There is no check on windows in PlatformTimer::startTimer() to check that timeSetEvent() didn’t fail.
Perhaps we could have a jassert (timerId != 0); in there ?
I can have it failing pretty easily here: as soon as I start more than 16 HighResolutionTimers.
This limit can be quickly reached if you have a HighResolutionTimer or two in your plugin and create multiple instances of it.
perhaps we could have a kind of fallback to the PlatformTimer_generic implementation when that happens?
Interesting idea, I hadn’t considered that. From memory the performance is significantly different though.

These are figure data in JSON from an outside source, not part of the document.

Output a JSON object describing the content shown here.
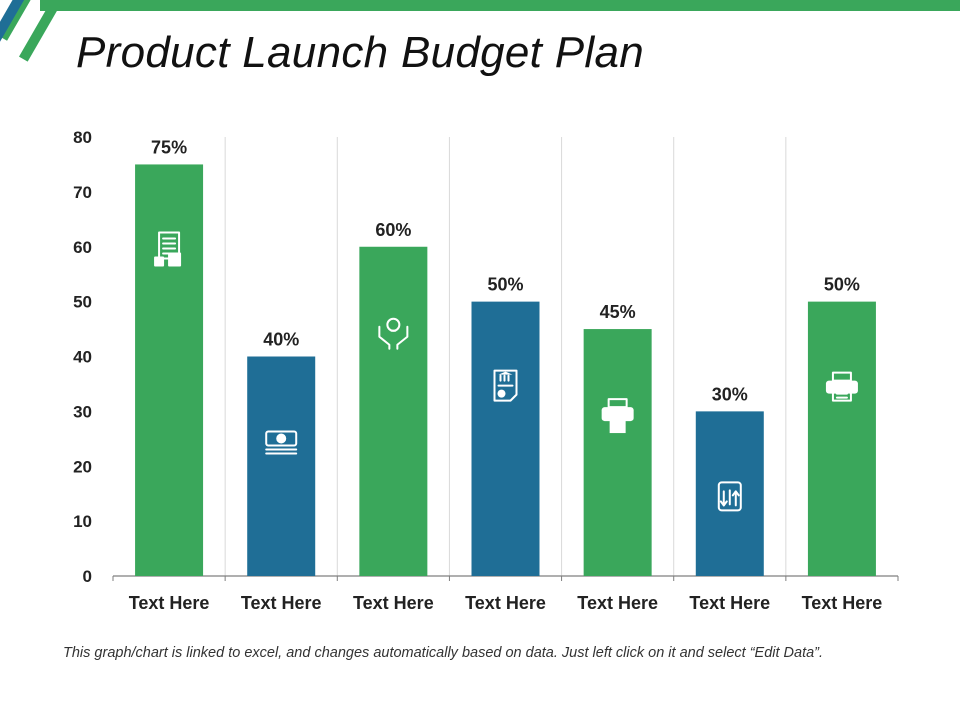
{
  "slide": {
    "title": "Product Launch Budget Plan",
    "footnote": "This graph/chart is linked to excel, and changes automatically based on data. Just left click on it and select “Edit Data”."
  },
  "colors": {
    "green": "#3aa75b",
    "blue": "#1f6e96",
    "grid": "#d9d9d9",
    "axis": "#7f7f7f"
  },
  "chart_data": {
    "type": "bar",
    "title": "",
    "xlabel": "",
    "ylabel": "",
    "ylim": [
      0,
      80
    ],
    "yticks": [
      0,
      10,
      20,
      30,
      40,
      50,
      60,
      70,
      80
    ],
    "grid": "vertical separators",
    "categories": [
      "Text Here",
      "Text Here",
      "Text Here",
      "Text Here",
      "Text Here",
      "Text Here",
      "Text Here"
    ],
    "values": [
      75,
      40,
      60,
      50,
      45,
      30,
      50
    ],
    "data_labels": [
      "75%",
      "40%",
      "60%",
      "50%",
      "45%",
      "30%",
      "50%"
    ],
    "bar_colors": [
      "green",
      "blue",
      "green",
      "blue",
      "green",
      "blue",
      "green"
    ],
    "bar_icons": [
      "calculator-document-icon",
      "money-stack-icon",
      "idea-hands-icon",
      "bank-document-icon",
      "printer-dollar-icon",
      "dollar-exchange-icon",
      "printer-icon"
    ]
  }
}
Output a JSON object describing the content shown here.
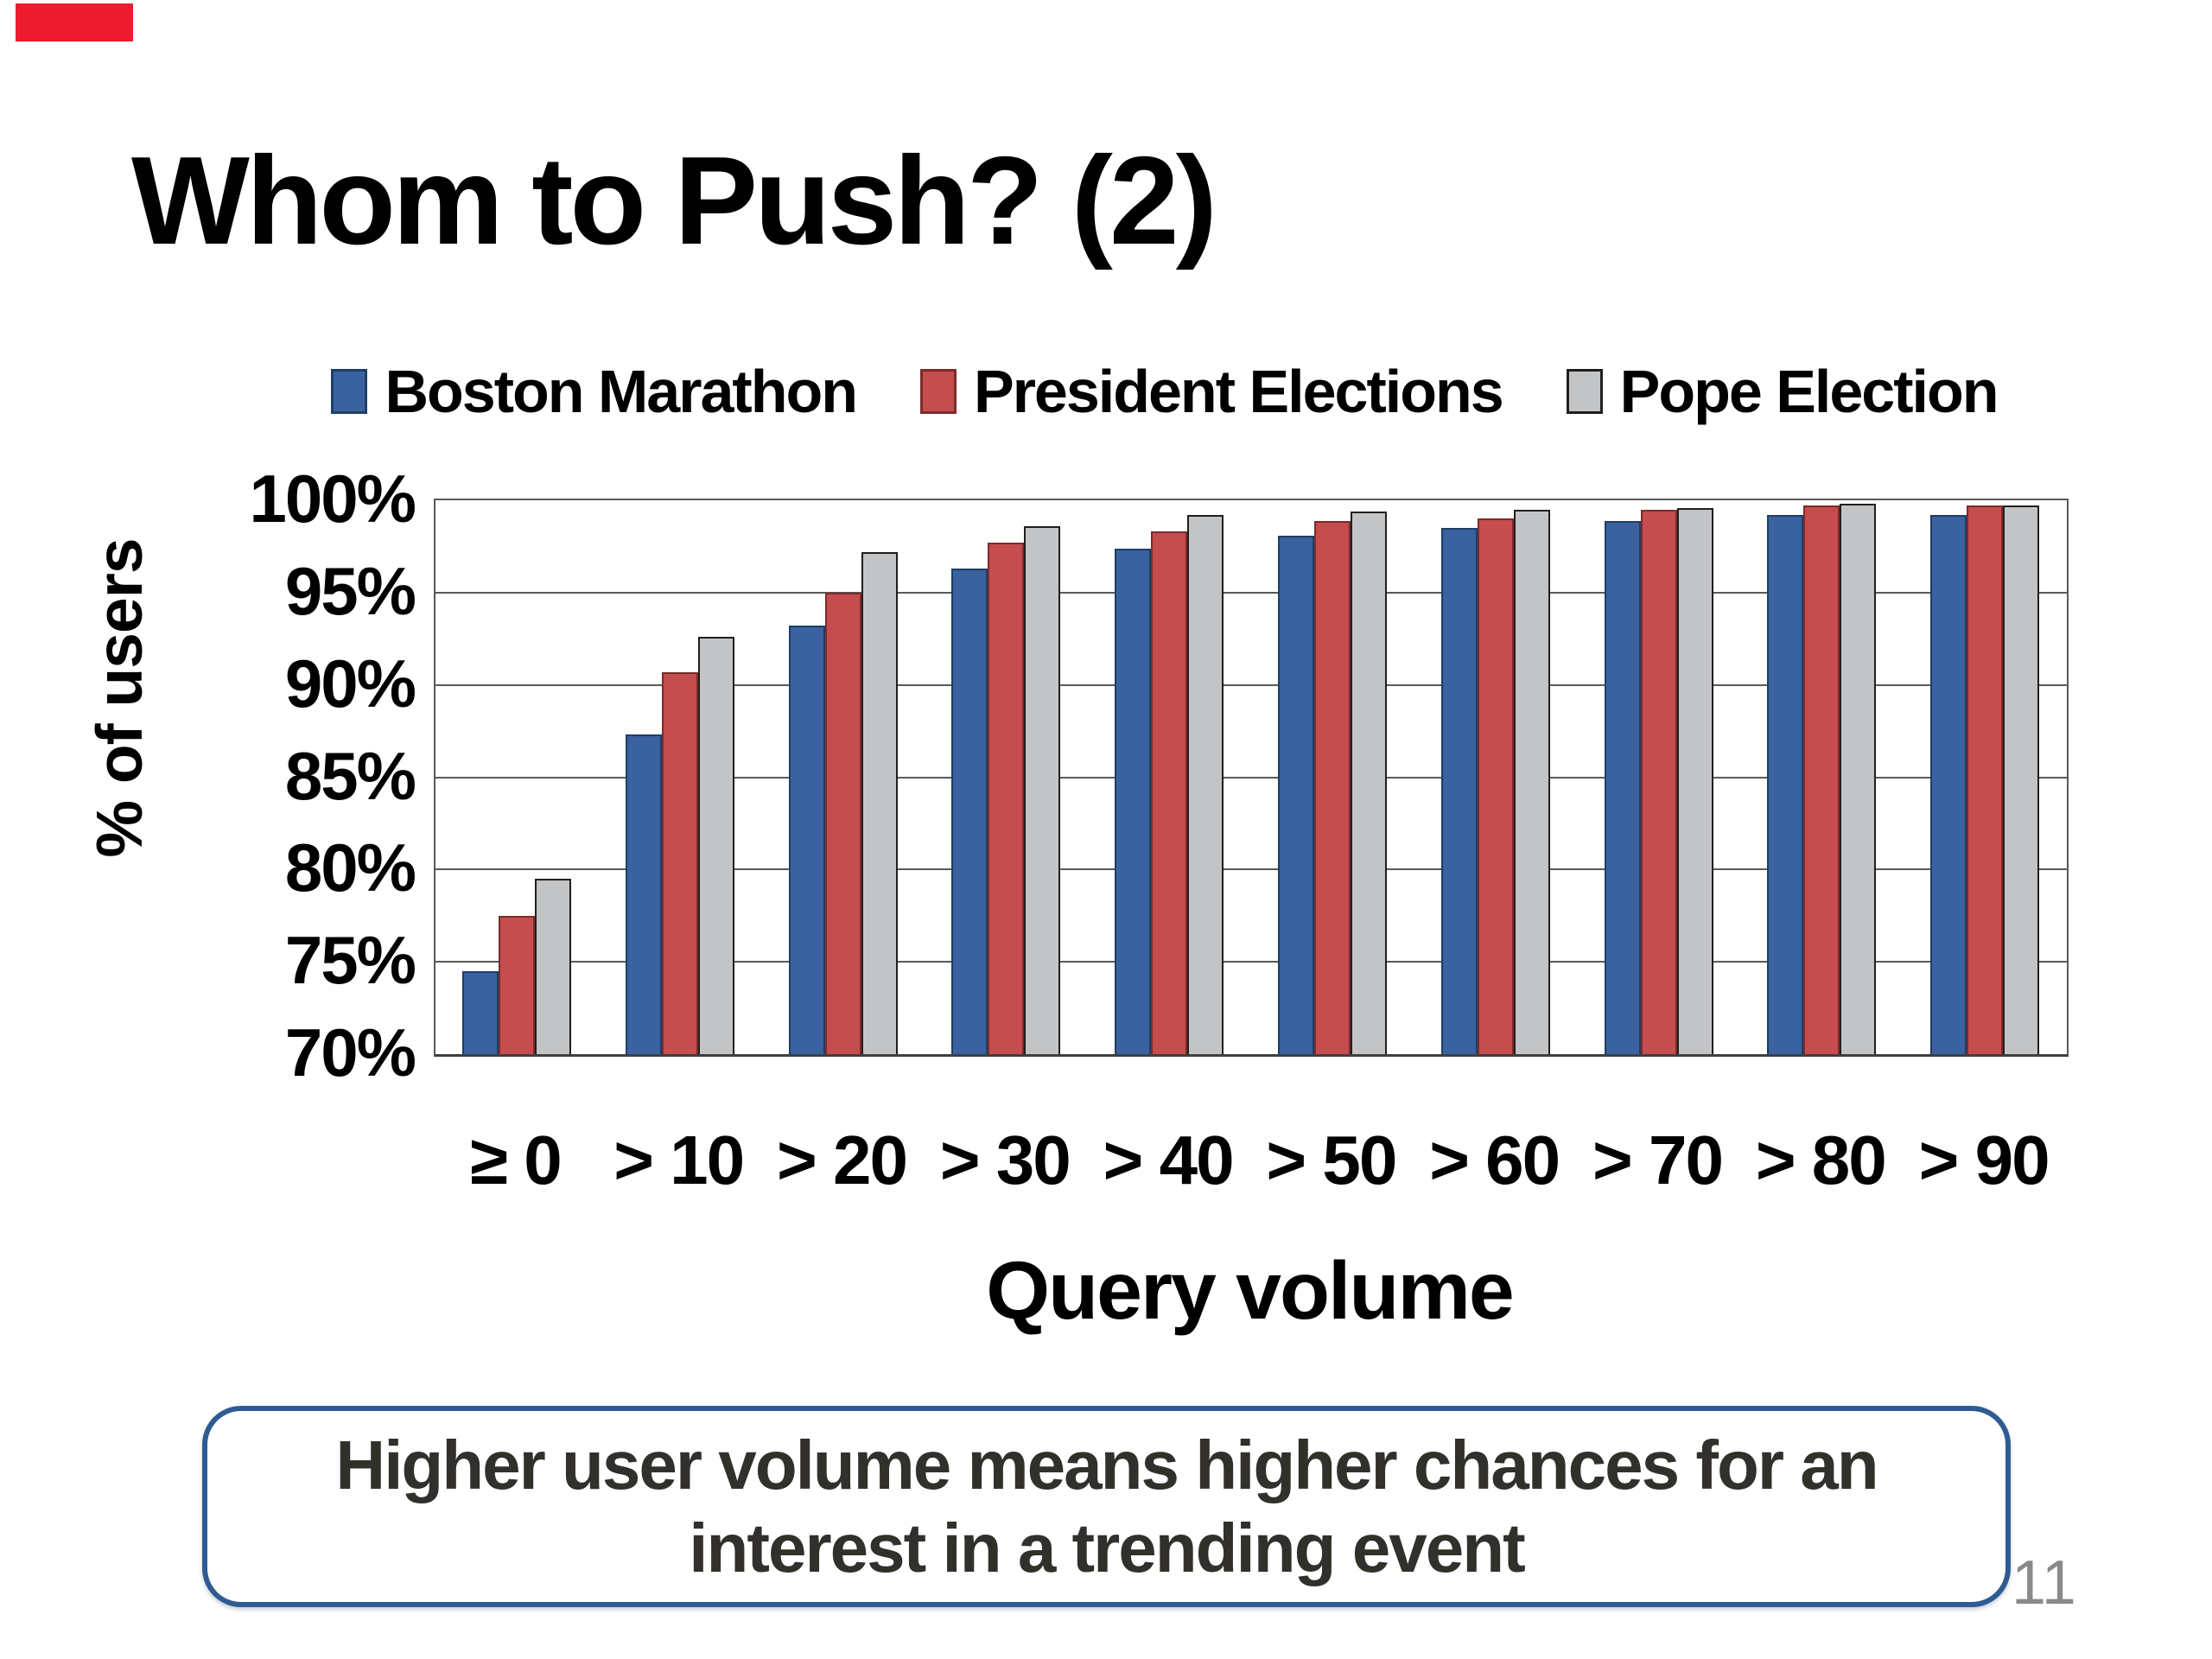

Although, if possible you might be best sharing a HighResolutionTimer between instances if you can, on macOS for example it uses a “Real Time Thread”, you don’t want to be making many of those in a plugin! If they all run at the same interval you could have a class that inherits from HighResolutionTimer and uses a ThreadSafeListenerList to manage listeners where each plugin adds itself. Maybe Use a SharedResourcePointer as a member of your processor to ensure you only ever have one instance of the object, and that it’s destroyed when the last instance goes out of scope.
Are you absolutely certain you can’t do what you want without a HighResolutionTimer? because that might get my vote otherwise.
thank you for your prompt reply Anthony.
Thanks for your suggestions as well, the SharedResourcePointer is a good idea.
But I’m also a bit concerned about what isn’t under my control also, like if the user loads 16 different plugins from different manufacturers and my highResolutionTimer stops working.
imh It worth adding to the startTimer() documentation that this can potentially fails. This can be circumvented, but we have to be aware that this can happen, I had totally overlooked that until now.